In December 2017, Memphis sold Forrest Park to a newly created non-profit, Memphis Greenspace, led by Commissioner Turner. The sale to a private entity circumvented a state law prohibiting the removal of historical monuments from public areas.

On the night of Dec. 20, 2017, a crane removed the statue from its pedestal.

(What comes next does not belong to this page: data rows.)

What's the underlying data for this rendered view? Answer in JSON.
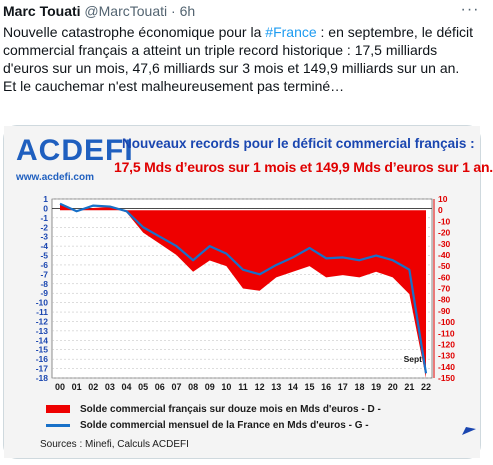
{
  "tweet": {
    "author_name": "Marc Touati",
    "handle": "@MarcTouati",
    "separator": "·",
    "time": "6h",
    "more": "···",
    "text_before_hashtag": "Nouvelle catastrophe économique pour la ",
    "hashtag": "#France",
    "text_after_hashtag": " : en septembre, le déficit commercial français a atteint un triple record historique : 17,5 milliards d'euros sur un mois, 47,6 milliards sur 3 mois et 149,9 milliards sur un an.",
    "text_line2": "Et le cauchemar n'est malheureusement pas terminé…"
  },
  "image": {
    "logo_text": "ACDEFI",
    "logo_url": "www.acdefi.com",
    "title_line1": "Nouveaux records pour le déficit commercial français :",
    "title_line2": "17,5 Mds d’euros sur 1 mois et 149,9 Mds d’euros sur 1 an.",
    "legend_red": "Solde commercial français sur douze mois en Mds d'euros - D -",
    "legend_blue": "Solde commercial mensuel de la France en Mds d'euros - G -",
    "sources": "Sources : Minefi, Calculs ACDEFI",
    "colors": {
      "red": "#ee0000",
      "blue": "#1870c8",
      "title_blue": "#1a46b0",
      "hashtag": "#1d9bf0"
    }
  },
  "chart_data": {
    "type": "area",
    "annotation": "Sept",
    "x": [
      "00",
      "01",
      "02",
      "03",
      "04",
      "05",
      "06",
      "07",
      "08",
      "09",
      "10",
      "11",
      "12",
      "13",
      "14",
      "15",
      "16",
      "17",
      "18",
      "19",
      "20",
      "21",
      "22"
    ],
    "left_axis": {
      "range": [
        -18,
        1
      ],
      "ticks": [
        "1",
        "0",
        "-1",
        "-2",
        "-3",
        "-4",
        "-5",
        "-6",
        "-7",
        "-8",
        "-9",
        "-10",
        "-11",
        "-12",
        "-13",
        "-14",
        "-15",
        "-16",
        "-17",
        "-18"
      ]
    },
    "right_axis": {
      "range": [
        -150,
        10
      ],
      "ticks": [
        "10",
        "0",
        "-10",
        "-20",
        "-30",
        "-40",
        "-50",
        "-60",
        "-70",
        "-80",
        "-90",
        "-100",
        "-110",
        "-120",
        "-130",
        "-140",
        "-150"
      ]
    },
    "series": [
      {
        "name": "Solde commercial français sur douze mois en Mds d'euros - D -",
        "axis": "right",
        "values": [
          5,
          0,
          2,
          3,
          -2,
          -20,
          -30,
          -40,
          -55,
          -45,
          -50,
          -70,
          -72,
          -60,
          -55,
          -50,
          -60,
          -58,
          -60,
          -55,
          -60,
          -75,
          -150
        ]
      },
      {
        "name": "Solde commercial mensuel de la France en Mds d'euros - G -",
        "axis": "left",
        "values": [
          0.5,
          -0.3,
          0.3,
          0.2,
          -0.3,
          -2.0,
          -3.0,
          -4.0,
          -5.5,
          -4.0,
          -4.8,
          -6.5,
          -7.0,
          -6.0,
          -5.2,
          -4.2,
          -5.3,
          -5.2,
          -5.5,
          -5.0,
          -5.5,
          -6.5,
          -17.5
        ]
      }
    ]
  }
}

The Sons of Confederate Veterans sued, citing the state law, but a Nashville judge ruled against them.

Greenspace eventually gave the statue to the Sons of Confederate Veterans, and a judge signed an agreement approved by Forrest’s relatives to send the couple’s remains to the group’s privately funded museum, where Civil War artifacts are displayed.

The Sons of Confederate Veterans paid for the disinterment, using contractors and volunteers, including Johnson, the man who confronted Sawyer.

A monument to Forrest at the museum likely will be installed outdoors, in a park setting, where Millar said the former Confederate general can rest in peace.

“There has been some vandalism, some spray paint, protests,” Millar said of the park in Memphis. “The general wouldn’t be happy the way things are here.”

For Turner, the ouster of the Confederate monuments and Forrest’s remains is “undoing an injustice” in a city still dealing with King’s assassination.

“I hope that it gives life to the city,” Turner said, “and it lets the city know that we don’t have to allow our past to drag us down.”